Луций поскорее прикрыл окно, задвинул занавеску, вздохнул. Девица трудного пятнадцатилетнего возраста, отец ее груб и бесчувствителен, у мачехи ветер в голове. Полусирота заслуживает компассии, однако ж вояжам на крыше следует положить предел. Не дай бог поскользнется на обледеневшей жести…

Педагогическая наука не давала инструкций, как вести себя в подобной оказии. Надо будет найти у Руссо то место про одоление низменных инстинктов и прочесть Ульрике Карловне на уроке французского, но с самым невинным видом, поделикатнее, дабы не ранить юную душу. Удовлетворенный этим решением, Луций оделся и вышел на узкую лестницу. Было время ужина, о чем требовательно напоминал здоровый молодой стомах.

В доме Буркхардтов с учителем не церемонились, обычно он столовался на кухне, со старшею прислугой, чем нимало не печалился, ибо общество хозяина не доставляло юноше никакого удовольствия, а близость хозяйки порождала неловкость. С дворецким Францем Гиацинтовичем и старшей горничной Федотьей Ивановной кушалось проще и спокойней, пища была здоровей, да и беседа оживленней, но сегодня учитель не обрел этих простых радостей. На ступеньках его остановил комнатный лакей и передал распоряжение господина полковника: одеться в праздничное, зайти за барышней и вместе с нею тотчас же быть к ужину.

Луций догадался, в чем причина. Давеча во двор въехала нарядная карета четверкой. Стало быть, пожаловал какой-то важный гость и полковник желает распустить перед ним хвост: показать, что держит в услужении человека, знающего языки и науки. Учителя звали к господскому столу только в таких случаях.

Делать нечего. Луций вернулся в комнату, надел свой голубой, совсем немного истрепавшийся на обшлагах камзол, повязал галстух, переобулся в башмаки с посеребренными пряжками, расчесал волосы и перевязал их сзади лентой.

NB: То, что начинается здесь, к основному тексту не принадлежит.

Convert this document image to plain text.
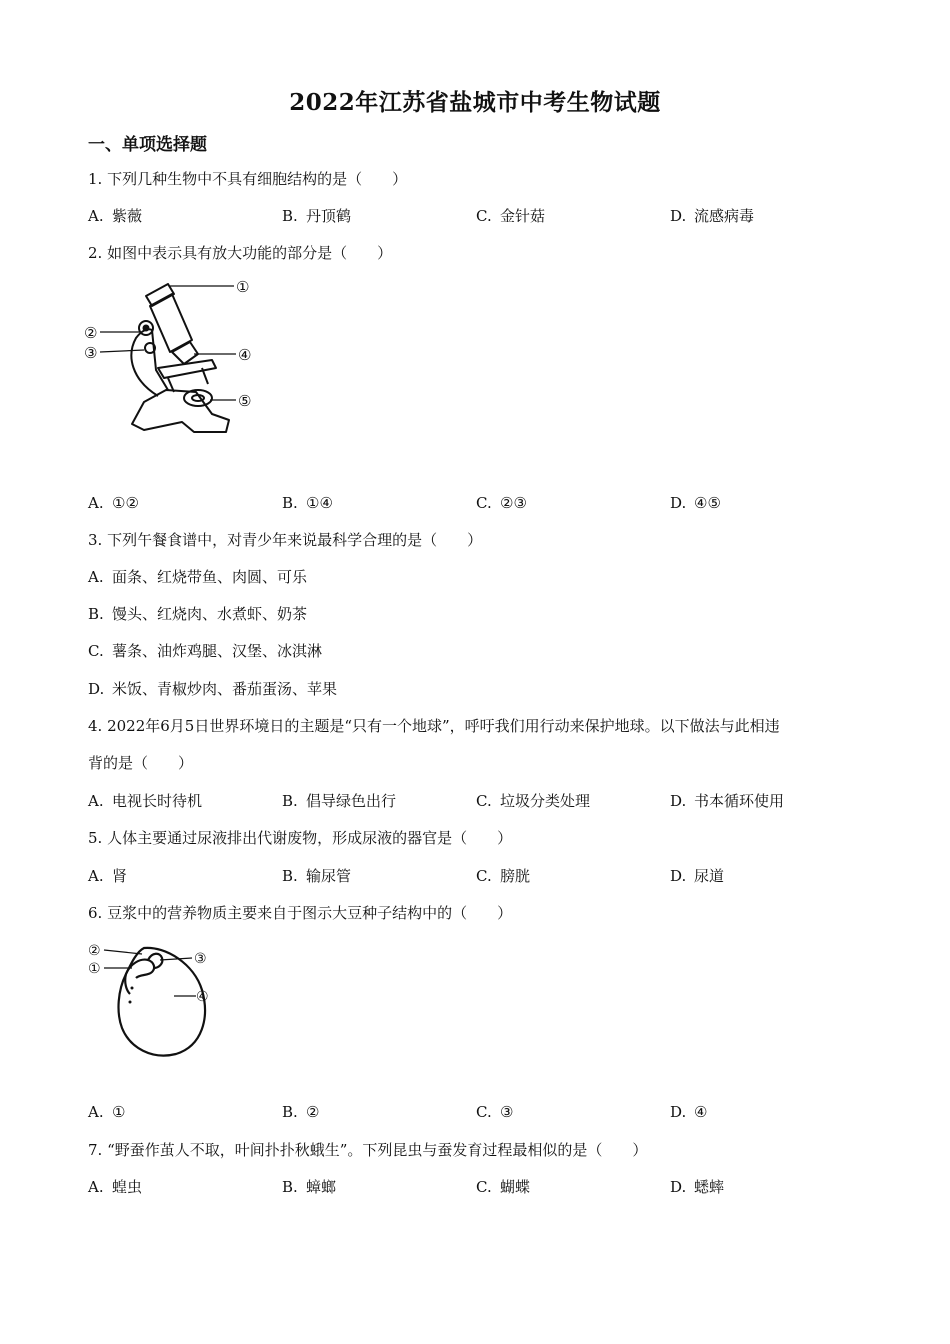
2022年江苏省盐城市中考生物试题
一、单项选择题
1. 下列几种生物中不具有细胞结构的是（　　）
A. 紫薇	B. 丹顶鹤	C. 金针菇	D. 流感病毒
2. 如图中表示具有放大功能的部分是（　　）
①
②
③	④
⑤
A. ①②	B. ①④	C. ②③	D. ④⑤
3. 下列午餐食谱中，对青少年来说最科学合理的是（　　）
A. 面条、红烧带鱼、肉圆、可乐
B. 馒头、红烧肉、水煮虾、奶茶
C. 薯条、油炸鸡腿、汉堡、冰淇淋
D. 米饭、青椒炒肉、番茄蛋汤、苹果
4. 2022年6月5日世界环境日的主题是“只有一个地球”，呼吁我们用行动来保护地球。以下做法与此相违
背的是（　　）
A. 电视长时待机	B. 倡导绿色出行	C. 垃圾分类处理	D. 书本循环使用
5. 人体主要通过尿液排出代谢废物，形成尿液的器官是（　　）
A. 肾	B. 输尿管	C. 膀胱	D. 尿道
6. 豆浆中的营养物质主要来自于图示大豆种子结构中的（　　）
②
①
③
④
A. ①	B. ②	C. ③	D. ④
7. “野蚕作茧人不取，叶间扑扑秋蛾生”。下列昆虫与蚕发育过程最相似的是（　　）
A. 蝗虫	B. 蟑螂	C. 蝴蝶	D. 蟋蟀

Парика он не носил, однако длинные, самою природой завитые золотистые локоны, слегка подкрученные на висках, отлично сходили за букли. Глаза у молодого человека были синие и ясные, только очень уж большие и далековато расставленные, а из-за широких скул вовсе казавшиеся в пол-лица. Это, пожалуй, придавало Луцию некоторое сходство с котом.

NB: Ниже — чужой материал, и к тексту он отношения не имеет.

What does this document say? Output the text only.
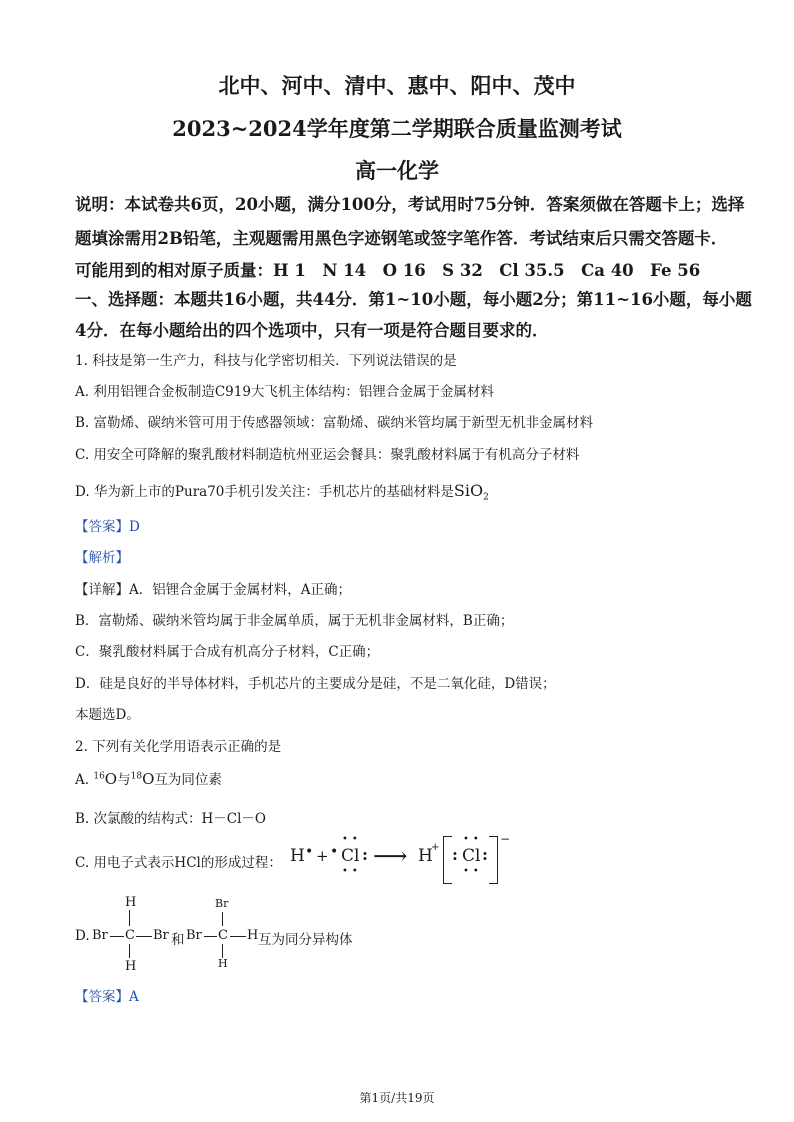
北中、河中、清中、惠中、阳中、茂中
2023~2024学年度第二学期联合质量监测考试
高一化学
说明：本试卷共6页，20小题，满分100分，考试用时75分钟．答案须做在答题卡上；选择
题填涂需用2B铅笔，主观题需用黑色字迹钢笔或签字笔作答．考试结束后只需交答题卡．
可能用到的相对原子质量：H 1　N 14　O 16　S 32　Cl 35.5　Ca 40　Fe 56
一、选择题：本题共16小题，共44分．第1~10小题，每小题2分；第11~16小题，每小题
4分．在每小题给出的四个选项中，只有一项是符合题目要求的．
1. 科技是第一生产力，科技与化学密切相关．下列说法错误的是
A. 利用铝锂合金板制造C919大飞机主体结构：铝锂合金属于金属材料
B. 富勒烯、碳纳米管可用于传感器领域：富勒烯、碳纳米管均属于新型无机非金属材料
C. 用安全可降解的聚乳酸材料制造杭州亚运会餐具：聚乳酸材料属于有机高分子材料
D. 华为新上市的Pura70手机引发关注：手机芯片的基础材料是SiO$_2$
【答案】D
【解析】
【详解】A．铝锂合金属于金属材料，A正确；
B．富勒烯、碳纳米管均属于非金属单质，属于无机非金属材料，B正确；
C．聚乳酸材料属于合成有机高分子材料，C正确；
D．硅是良好的半导体材料，手机芯片的主要成分是硅，不是二氧化硅，D错误；
本题选D。
2. 下列有关化学用语表示正确的是
A. $^{16}$O与$^{18}$O互为同位素
B. 次氯酸的结构式：H－Cl－O
C. 用电子式表示HCl的形成过程： H • + •
••
Cl :
••
⟶ H
+ :
••
Cl :
••
−
D.
H
Br C Br
H
和
Br
Br C H
H
互为同分异构体
【答案】A
第1页/共19页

Юноша провел перед зеркалом изрядное количество времени, так как считал уход за внешностью долгом всякого цивилизованного человека, и когда наконец спустился в бельэтаж за ученицей, та уже ждала его в дверях светлицы с нахмуренными бровями. Выходить к гостям без сопровождения юной барышне было бы неприлично, и Луций подумал, что Ульхен сердита от нетерпения, но ошибся.

— Я знаю! — воскликнула медхен, блестя глазами. Она быстро обучилась чисто говорить по-русски, не то что ее солдафон родитель. — Вы сейчас будете стыдить меня! Вы видели меня на крыше!

Смущенной она не выглядела. Смутился Луций.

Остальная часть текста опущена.